2. Stir cabbage to release juices. Let rest 10 minutes then mix again. (You may let this rest longer (1-2 hours) if needed.)
3. Sterilize jar and lid by boiling for several minutes in water and draining on a clean dishcloth.
4. Pack cabbage into a sterilized quart-sized, wide-mouthed jar, pushing down with a wooden mallet. Add filtered, or non-chlorinated, salty (1 teaspoon salt per cup of water) water to rim of jar and cap loosely with a sterilized canning lid.
5. Screw the lid on loosely, as the cabbage ferments bubbles will form and you want the air to be able to escape.
6. Place jar on a tray to catch overflowing juices, and keep jar in a dark warm place for 2-3 weeks.

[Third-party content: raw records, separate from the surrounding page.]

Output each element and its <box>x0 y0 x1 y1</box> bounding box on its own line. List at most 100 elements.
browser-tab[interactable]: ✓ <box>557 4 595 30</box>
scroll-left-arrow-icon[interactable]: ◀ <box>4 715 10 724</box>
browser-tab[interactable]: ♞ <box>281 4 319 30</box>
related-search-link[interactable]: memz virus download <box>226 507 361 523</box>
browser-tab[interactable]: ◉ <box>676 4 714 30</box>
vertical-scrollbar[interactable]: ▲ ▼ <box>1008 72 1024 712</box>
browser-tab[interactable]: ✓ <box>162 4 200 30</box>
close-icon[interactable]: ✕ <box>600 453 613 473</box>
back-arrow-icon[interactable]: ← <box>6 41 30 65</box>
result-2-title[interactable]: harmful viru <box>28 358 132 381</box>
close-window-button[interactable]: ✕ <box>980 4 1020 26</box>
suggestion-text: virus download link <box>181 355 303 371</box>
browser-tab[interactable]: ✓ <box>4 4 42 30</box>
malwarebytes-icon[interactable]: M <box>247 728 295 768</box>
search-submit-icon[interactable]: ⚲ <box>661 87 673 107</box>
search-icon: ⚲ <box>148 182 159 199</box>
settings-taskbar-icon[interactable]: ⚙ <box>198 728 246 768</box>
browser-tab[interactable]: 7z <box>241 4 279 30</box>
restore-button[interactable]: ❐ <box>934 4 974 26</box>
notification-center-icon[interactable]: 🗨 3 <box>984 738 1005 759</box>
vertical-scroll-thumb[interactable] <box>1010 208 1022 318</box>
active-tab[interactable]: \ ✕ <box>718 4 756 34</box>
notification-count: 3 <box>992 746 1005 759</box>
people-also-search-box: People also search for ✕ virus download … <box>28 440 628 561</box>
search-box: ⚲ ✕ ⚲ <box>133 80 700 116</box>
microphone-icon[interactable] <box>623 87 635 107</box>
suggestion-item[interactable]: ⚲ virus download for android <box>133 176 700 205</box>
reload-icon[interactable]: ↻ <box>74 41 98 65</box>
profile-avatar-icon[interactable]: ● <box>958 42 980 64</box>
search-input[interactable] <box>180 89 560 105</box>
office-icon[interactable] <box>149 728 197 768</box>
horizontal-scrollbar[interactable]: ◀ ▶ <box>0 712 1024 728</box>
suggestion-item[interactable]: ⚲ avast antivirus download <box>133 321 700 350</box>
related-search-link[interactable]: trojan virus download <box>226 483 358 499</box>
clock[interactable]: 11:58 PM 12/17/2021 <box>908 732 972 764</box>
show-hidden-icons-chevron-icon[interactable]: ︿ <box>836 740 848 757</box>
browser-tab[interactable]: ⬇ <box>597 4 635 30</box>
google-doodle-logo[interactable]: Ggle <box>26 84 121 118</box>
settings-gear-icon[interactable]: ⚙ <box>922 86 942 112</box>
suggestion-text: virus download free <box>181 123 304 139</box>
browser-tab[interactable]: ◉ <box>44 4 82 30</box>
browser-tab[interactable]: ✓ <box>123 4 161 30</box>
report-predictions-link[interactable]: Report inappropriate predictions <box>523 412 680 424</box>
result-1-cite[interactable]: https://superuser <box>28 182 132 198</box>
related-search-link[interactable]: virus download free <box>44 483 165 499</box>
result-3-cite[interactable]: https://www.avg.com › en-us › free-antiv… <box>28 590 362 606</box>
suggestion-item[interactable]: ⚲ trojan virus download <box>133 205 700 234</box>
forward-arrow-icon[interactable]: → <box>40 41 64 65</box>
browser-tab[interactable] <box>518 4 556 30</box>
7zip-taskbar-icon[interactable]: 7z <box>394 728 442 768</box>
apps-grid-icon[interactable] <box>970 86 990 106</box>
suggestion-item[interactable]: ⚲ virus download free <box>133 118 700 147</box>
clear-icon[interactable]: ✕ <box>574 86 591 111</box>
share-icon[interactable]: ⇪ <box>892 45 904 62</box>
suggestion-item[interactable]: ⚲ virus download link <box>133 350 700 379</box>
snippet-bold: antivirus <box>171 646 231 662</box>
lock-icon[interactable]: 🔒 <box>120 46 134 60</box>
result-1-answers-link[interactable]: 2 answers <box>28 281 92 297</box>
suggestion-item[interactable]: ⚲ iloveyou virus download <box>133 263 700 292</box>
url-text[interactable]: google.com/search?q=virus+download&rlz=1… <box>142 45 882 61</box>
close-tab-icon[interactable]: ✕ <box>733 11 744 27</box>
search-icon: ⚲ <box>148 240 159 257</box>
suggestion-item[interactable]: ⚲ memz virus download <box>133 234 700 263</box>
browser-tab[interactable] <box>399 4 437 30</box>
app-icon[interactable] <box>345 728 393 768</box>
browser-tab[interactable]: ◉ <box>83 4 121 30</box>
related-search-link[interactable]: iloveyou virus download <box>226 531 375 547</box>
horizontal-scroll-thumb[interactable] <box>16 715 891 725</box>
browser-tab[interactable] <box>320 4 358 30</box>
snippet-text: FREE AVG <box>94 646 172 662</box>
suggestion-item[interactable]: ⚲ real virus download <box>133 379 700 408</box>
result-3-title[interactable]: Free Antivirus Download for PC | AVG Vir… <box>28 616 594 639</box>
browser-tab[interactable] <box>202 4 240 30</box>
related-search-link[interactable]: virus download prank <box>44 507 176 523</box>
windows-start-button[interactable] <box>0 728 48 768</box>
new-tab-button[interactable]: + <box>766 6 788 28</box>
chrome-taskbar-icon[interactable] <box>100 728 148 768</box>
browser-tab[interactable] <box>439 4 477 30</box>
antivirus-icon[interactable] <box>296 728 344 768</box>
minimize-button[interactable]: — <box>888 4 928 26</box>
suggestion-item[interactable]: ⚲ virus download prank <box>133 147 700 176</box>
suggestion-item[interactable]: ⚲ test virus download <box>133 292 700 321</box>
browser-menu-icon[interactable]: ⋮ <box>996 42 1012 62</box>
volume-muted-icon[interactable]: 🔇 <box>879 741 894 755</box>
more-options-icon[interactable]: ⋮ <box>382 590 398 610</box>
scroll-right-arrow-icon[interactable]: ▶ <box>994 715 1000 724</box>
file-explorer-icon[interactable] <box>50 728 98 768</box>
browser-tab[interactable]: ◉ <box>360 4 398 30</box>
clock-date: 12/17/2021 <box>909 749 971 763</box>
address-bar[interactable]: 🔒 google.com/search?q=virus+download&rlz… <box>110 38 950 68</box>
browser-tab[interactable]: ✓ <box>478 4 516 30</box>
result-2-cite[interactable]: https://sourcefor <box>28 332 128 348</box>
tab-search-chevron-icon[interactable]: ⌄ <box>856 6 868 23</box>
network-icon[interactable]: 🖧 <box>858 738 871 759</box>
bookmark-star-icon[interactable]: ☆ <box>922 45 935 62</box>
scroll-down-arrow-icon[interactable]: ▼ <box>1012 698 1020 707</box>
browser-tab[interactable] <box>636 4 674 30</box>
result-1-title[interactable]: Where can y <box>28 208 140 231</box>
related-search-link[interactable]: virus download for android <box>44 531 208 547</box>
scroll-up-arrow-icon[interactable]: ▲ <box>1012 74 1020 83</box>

7. After a week check on your sauerkraut. There may be a surface layer of scum, don’t worry, just scoop this stuff off. Top the jar up with some filtered water if required. Put the lid back on loosely again
8. After bubbling stops, check container and top off with salty (1 teaspoon salt per cup of water, warm slightly to dissolve completely) water if level falls below rim. Skim any (harmless) white spots or film from the top, close jar tightly, wipe off outside of jar and store in the refrigerator until you use it up.